Fifth, both sides should regard the APEC Summit in Santiago on November 16 as the last chance saloon for signing a deal. Following high level negotiations between Vice Premier Liu He and United States Trade Representative Robert Lighthizer in early October, outstanding problems should then be agreed at a 14th and final round in Beijing in early November. Getting the deal done before Thanksgiving will be critical to undergird U.S. business and consumer confidence going into the Christmas season.
I’m one of few who have argued all year that despite all the public political fireworks, the underlying interests of both presidents make a deal more likely than not. But a failure to manage the next two critical months carefully could still cause the whole process to implode.
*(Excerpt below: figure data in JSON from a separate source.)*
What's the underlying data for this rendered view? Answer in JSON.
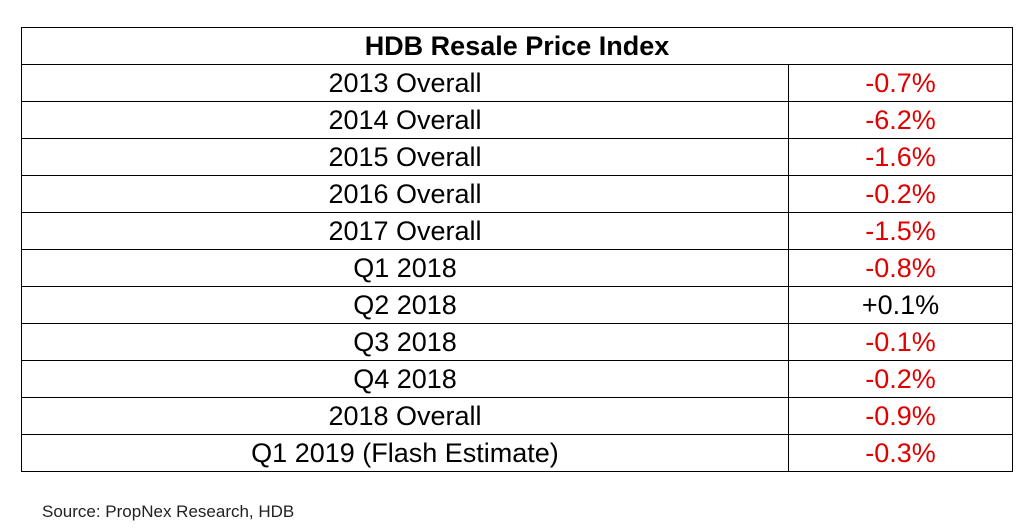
{
  "chart_data": {
    "type": "table",
    "title": "HDB Resale Price Index",
    "rows": [
      {
        "label": "2013 Overall",
        "value": "-0.7%"
      },
      {
        "label": "2014 Overall",
        "value": "-6.2%"
      },
      {
        "label": "2015 Overall",
        "value": "-1.6%"
      },
      {
        "label": "2016 Overall",
        "value": "-0.2%"
      },
      {
        "label": "2017 Overall",
        "value": "-1.5%"
      },
      {
        "label": "Q1 2018",
        "value": "-0.8%"
      },
      {
        "label": "Q2 2018",
        "value": "+0.1%"
      },
      {
        "label": "Q3 2018",
        "value": "-0.1%"
      },
      {
        "label": "Q4 2018",
        "value": "-0.2%"
      },
      {
        "label": "2018 Overall",
        "value": "-0.9%"
      },
      {
        "label": "Q1 2019 (Flash Estimate)",
        "value": "-0.3%"
      }
    ],
    "colors": {
      "negative": "#e00000",
      "positive": "#000000"
    }
  },
  "source": "Source: PropNex Research, HDB"
}
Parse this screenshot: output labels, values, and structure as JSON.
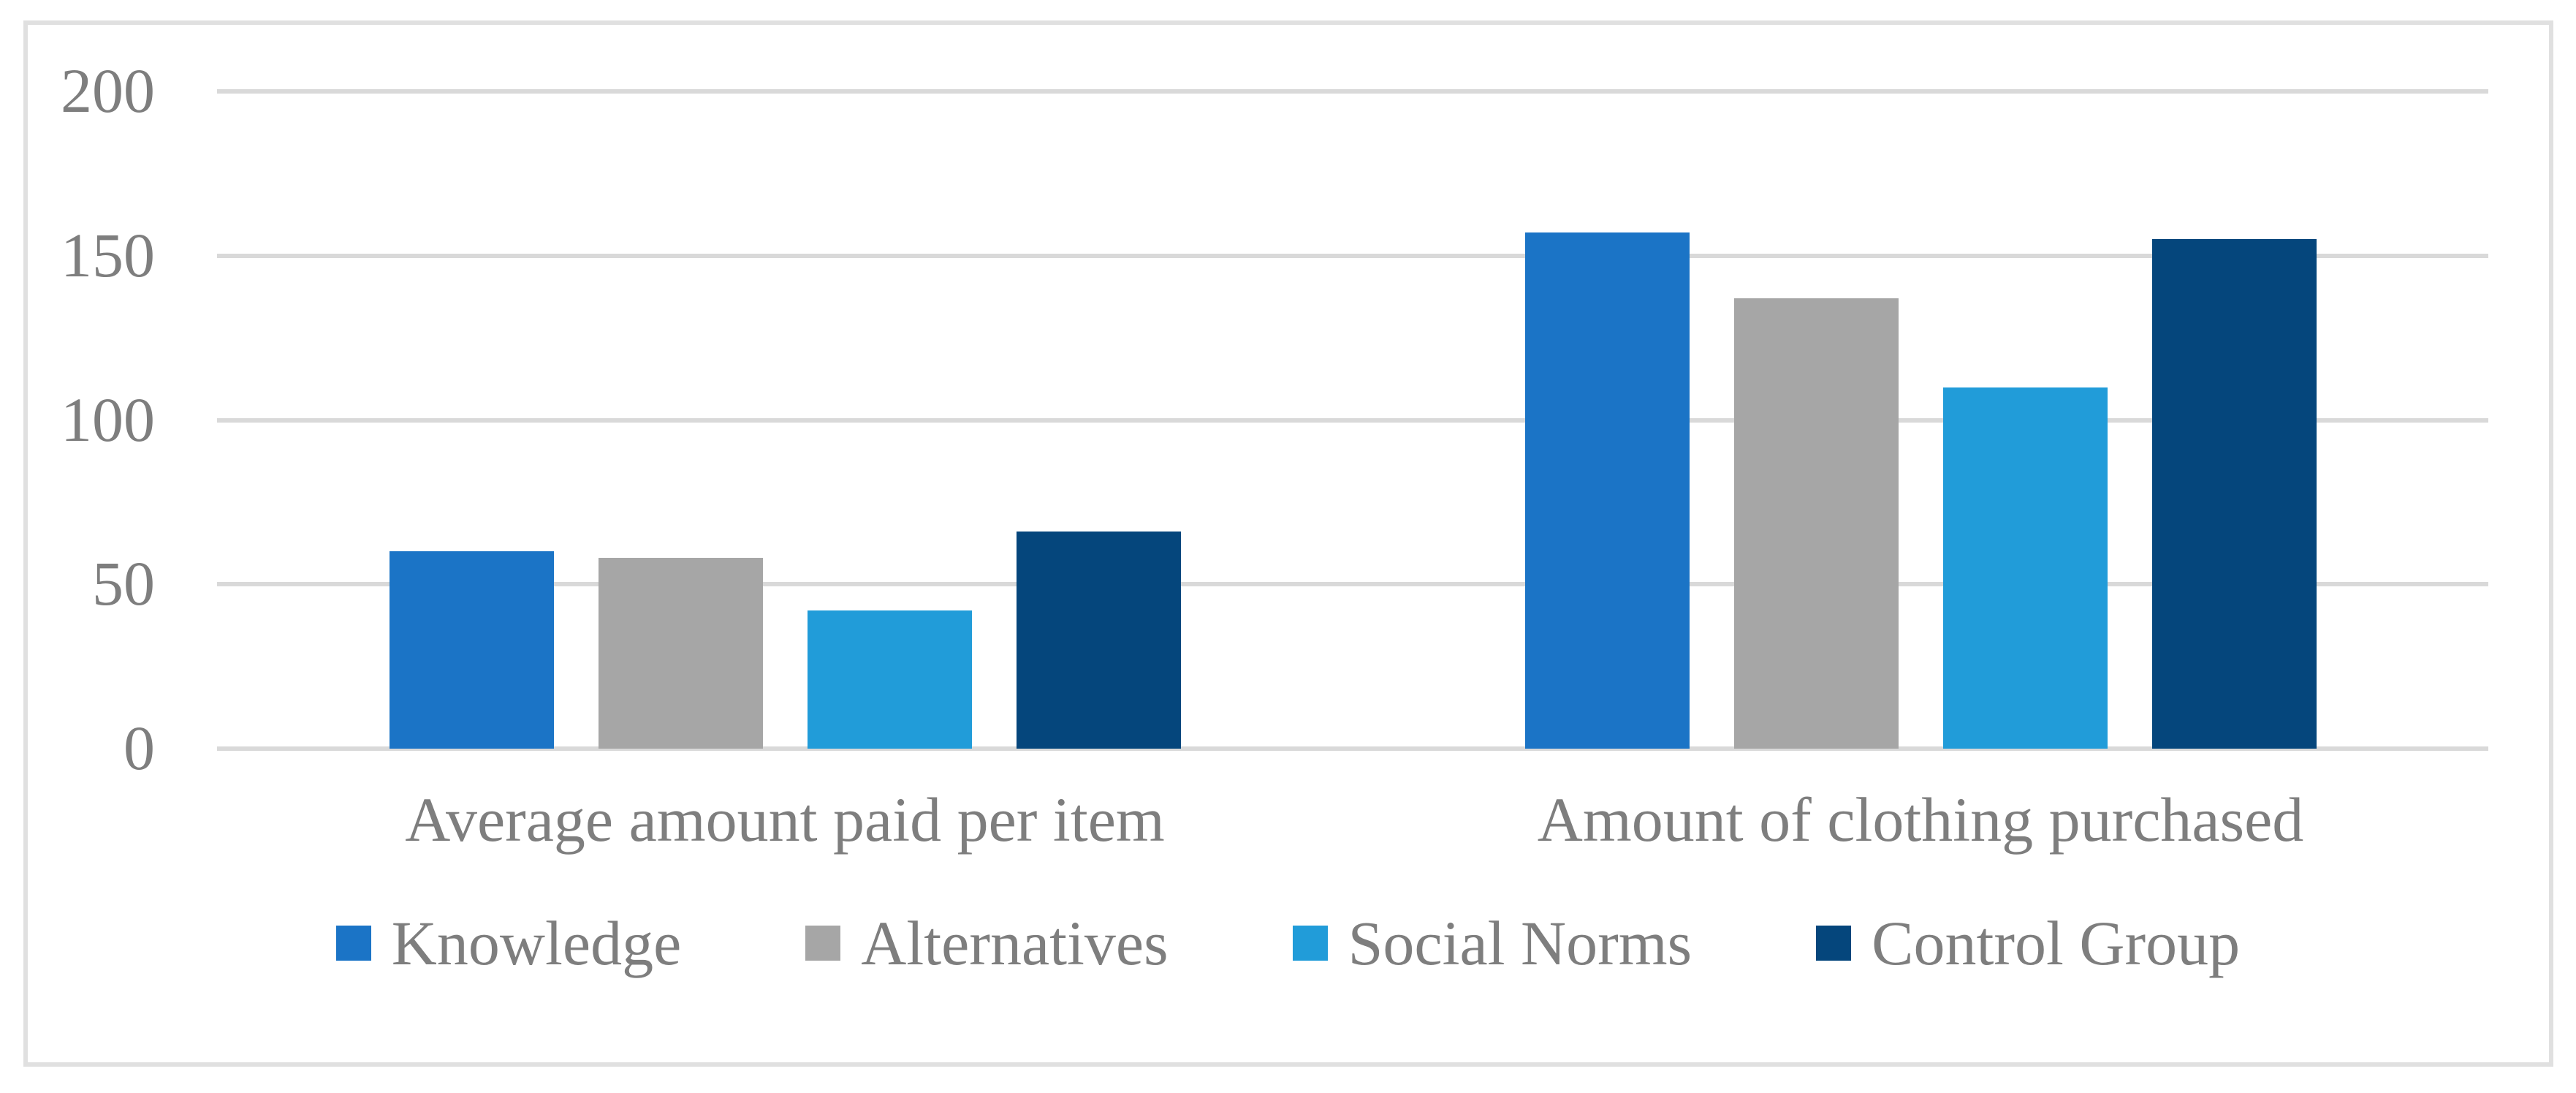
{
  "figure": {
    "background": "#ffffff",
    "frame_border_color": "#e0e0e0"
  },
  "chart_data": {
    "type": "bar",
    "title": "",
    "xlabel": "",
    "ylabel": "",
    "categories": [
      "Average amount paid per item",
      "Amount of clothing purchased"
    ],
    "series": [
      {
        "name": "Knowledge",
        "color": "#1b74c6",
        "values": [
          60,
          157
        ]
      },
      {
        "name": "Alternatives",
        "color": "#a6a6a6",
        "values": [
          58,
          137
        ]
      },
      {
        "name": "Social Norms",
        "color": "#219cd9",
        "values": [
          42,
          110
        ]
      },
      {
        "name": "Control Group",
        "color": "#05467c",
        "values": [
          66,
          155
        ]
      }
    ],
    "ylim": [
      0,
      200
    ],
    "yticks": [
      0,
      50,
      100,
      150,
      200
    ],
    "grid": true,
    "gridline_color": "#d9d9d9",
    "axis_text_color": "#7e7e7e",
    "legend_position": "bottom"
  }
}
And to be clear, both sides have already spent a lot of time preparing Plan B for 2020 – namely to let loose the dogs of economic war between the two countries, each appealing to underlying nationalist sentiment to blame their domestic economic woes on the other.
In which case we should all get ready for the risk of recession next year – for the U.S., Europe and Australia, while China would seek to reduce the impact through further fiscal and monetary stimulus. The options now facing Washington and Beijing are stark indeed. And for all of us.